Damit stoppte das Bundesverfassungsgericht den endgültigen Parlamentsbeschluss keine 48 Stunden vorab. Laut der Tagesschau online hätte der Bundestagsabgeordnete Heilmann argumentiert, dass seine Rechte als Abgeordneter mit dem  Gesetzgebungsverfahren erheblich verletzt worden seien: Schließlich könnten wegen der verkürzten Beratungen zur Novelle des GEG im Parlament keine konzeptionellen Schwächen des Gesetzespakets aufgezeigt und geändert werden.

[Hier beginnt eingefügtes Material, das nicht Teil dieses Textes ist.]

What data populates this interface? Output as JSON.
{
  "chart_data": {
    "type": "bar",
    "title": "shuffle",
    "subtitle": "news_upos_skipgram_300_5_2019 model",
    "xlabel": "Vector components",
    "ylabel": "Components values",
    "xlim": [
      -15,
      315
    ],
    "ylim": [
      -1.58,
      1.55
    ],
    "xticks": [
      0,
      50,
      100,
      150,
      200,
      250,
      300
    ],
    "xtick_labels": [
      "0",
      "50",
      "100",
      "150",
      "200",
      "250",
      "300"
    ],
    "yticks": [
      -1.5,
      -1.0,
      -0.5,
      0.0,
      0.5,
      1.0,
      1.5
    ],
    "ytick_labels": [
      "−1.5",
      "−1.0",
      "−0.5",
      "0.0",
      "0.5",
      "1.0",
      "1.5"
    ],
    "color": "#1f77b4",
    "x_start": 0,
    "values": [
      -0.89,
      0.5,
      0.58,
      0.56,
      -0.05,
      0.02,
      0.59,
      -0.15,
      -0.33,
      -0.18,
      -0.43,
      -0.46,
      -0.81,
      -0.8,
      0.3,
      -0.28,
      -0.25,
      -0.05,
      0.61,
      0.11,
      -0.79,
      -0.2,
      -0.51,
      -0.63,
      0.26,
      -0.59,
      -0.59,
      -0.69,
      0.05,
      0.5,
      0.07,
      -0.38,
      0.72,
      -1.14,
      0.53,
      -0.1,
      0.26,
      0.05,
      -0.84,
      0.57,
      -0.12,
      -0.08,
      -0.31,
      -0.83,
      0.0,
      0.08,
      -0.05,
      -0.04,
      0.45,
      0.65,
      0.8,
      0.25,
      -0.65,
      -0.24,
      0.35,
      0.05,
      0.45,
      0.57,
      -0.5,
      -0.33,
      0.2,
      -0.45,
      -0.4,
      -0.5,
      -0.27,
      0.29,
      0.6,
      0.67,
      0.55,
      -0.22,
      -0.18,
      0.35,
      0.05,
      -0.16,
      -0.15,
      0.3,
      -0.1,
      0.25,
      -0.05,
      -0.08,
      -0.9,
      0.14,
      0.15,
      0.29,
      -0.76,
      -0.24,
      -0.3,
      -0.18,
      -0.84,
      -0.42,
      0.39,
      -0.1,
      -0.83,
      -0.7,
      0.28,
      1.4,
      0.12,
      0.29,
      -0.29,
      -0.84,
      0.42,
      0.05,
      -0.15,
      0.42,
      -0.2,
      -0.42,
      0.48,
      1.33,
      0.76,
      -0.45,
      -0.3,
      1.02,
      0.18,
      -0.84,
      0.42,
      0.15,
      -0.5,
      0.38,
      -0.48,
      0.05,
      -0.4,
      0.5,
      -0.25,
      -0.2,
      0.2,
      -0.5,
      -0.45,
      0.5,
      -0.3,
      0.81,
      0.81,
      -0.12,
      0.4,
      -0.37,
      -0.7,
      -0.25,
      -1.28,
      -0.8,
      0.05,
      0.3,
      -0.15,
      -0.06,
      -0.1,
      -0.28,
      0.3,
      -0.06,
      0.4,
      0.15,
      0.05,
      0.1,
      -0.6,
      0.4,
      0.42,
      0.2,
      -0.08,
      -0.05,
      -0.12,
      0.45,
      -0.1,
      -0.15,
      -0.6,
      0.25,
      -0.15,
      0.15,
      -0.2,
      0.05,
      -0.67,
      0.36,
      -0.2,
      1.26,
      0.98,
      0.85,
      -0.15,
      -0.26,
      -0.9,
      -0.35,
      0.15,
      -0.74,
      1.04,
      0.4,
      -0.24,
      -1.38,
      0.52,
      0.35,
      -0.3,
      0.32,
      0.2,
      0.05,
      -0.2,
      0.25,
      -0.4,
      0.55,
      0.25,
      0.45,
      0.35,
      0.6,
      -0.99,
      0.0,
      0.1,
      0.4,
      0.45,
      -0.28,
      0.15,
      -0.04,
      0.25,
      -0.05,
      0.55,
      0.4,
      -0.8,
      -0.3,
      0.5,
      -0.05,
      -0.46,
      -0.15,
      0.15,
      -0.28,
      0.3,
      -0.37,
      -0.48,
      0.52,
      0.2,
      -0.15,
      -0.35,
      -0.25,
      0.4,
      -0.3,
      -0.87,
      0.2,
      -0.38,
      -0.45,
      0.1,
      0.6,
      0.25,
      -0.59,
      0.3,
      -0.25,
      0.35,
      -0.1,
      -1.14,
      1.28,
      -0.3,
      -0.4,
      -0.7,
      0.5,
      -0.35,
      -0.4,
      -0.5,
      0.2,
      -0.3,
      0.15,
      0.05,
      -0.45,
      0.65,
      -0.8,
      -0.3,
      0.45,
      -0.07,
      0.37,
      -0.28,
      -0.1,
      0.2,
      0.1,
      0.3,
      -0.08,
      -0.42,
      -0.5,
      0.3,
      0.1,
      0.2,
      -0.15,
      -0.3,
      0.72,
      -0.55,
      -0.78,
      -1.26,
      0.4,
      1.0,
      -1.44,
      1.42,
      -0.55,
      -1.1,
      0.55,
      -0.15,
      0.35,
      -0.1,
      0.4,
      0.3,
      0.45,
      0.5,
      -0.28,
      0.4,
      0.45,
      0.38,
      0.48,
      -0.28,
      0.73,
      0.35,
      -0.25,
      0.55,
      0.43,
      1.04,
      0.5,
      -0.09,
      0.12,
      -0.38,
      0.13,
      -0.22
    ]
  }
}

Auf seiner Internetseite teilte das Bundesverfassungsgericht am Mittwoch mit (Pressemitteilung Nr. 63/2023), dass der Eilantrag gegen die Gestaltung des Gesetzgebungsverfahrens zum GEG erfolgreich sei. Mit dem zughörigen Beschluss vom 5. Juli 2023 – 2 BvE 4/23, habe 

der Zweite Senat des Bundesverfassungsgerichts dem Deutschen Bundestag aufgegeben, die zweite und dritte Lesung zum Gesetzentwurf der Bundesregierung zur „Änderung des Gebäudeenergiegesetzes und zur Änderung der Kehr- und Überprüfungsordnung“ (im Folgenden: Gebäudeenergiegesetz) nicht innerhalb der laufenden Sitzungswoche durchzuführen.”

Im Gerichtsbeschluss heißt es weiter, dass der Antragsteller, ein Mitglied der CDU/CSU-Fraktion im Deutschen Bundestag, sich vom Gesetzgebungsverfahren in seinen Rechten als Mitglied des Deutschen Bundestages verletzt sehe. Sein Antrag auf Erlass einer einstweiligen Anordnung habe nach Ansicht der Verfassungsrichter in der Sache Erfolg.

Der Hauptsacheantrag im Organstreitverfahren erscheine den Verfassungsrichtern jedenfalls mit Blick auf das Recht des Antragstellers auf gleichberechtigte Teilhabe an der parlamentarischen Willensbildung aus Art. 38 Abs. 1 Satz 2 des Grundgesetzes (GG) weder von vornherein unzulässig noch offensichtlich unbegründet. (dazu mehr weiter unten)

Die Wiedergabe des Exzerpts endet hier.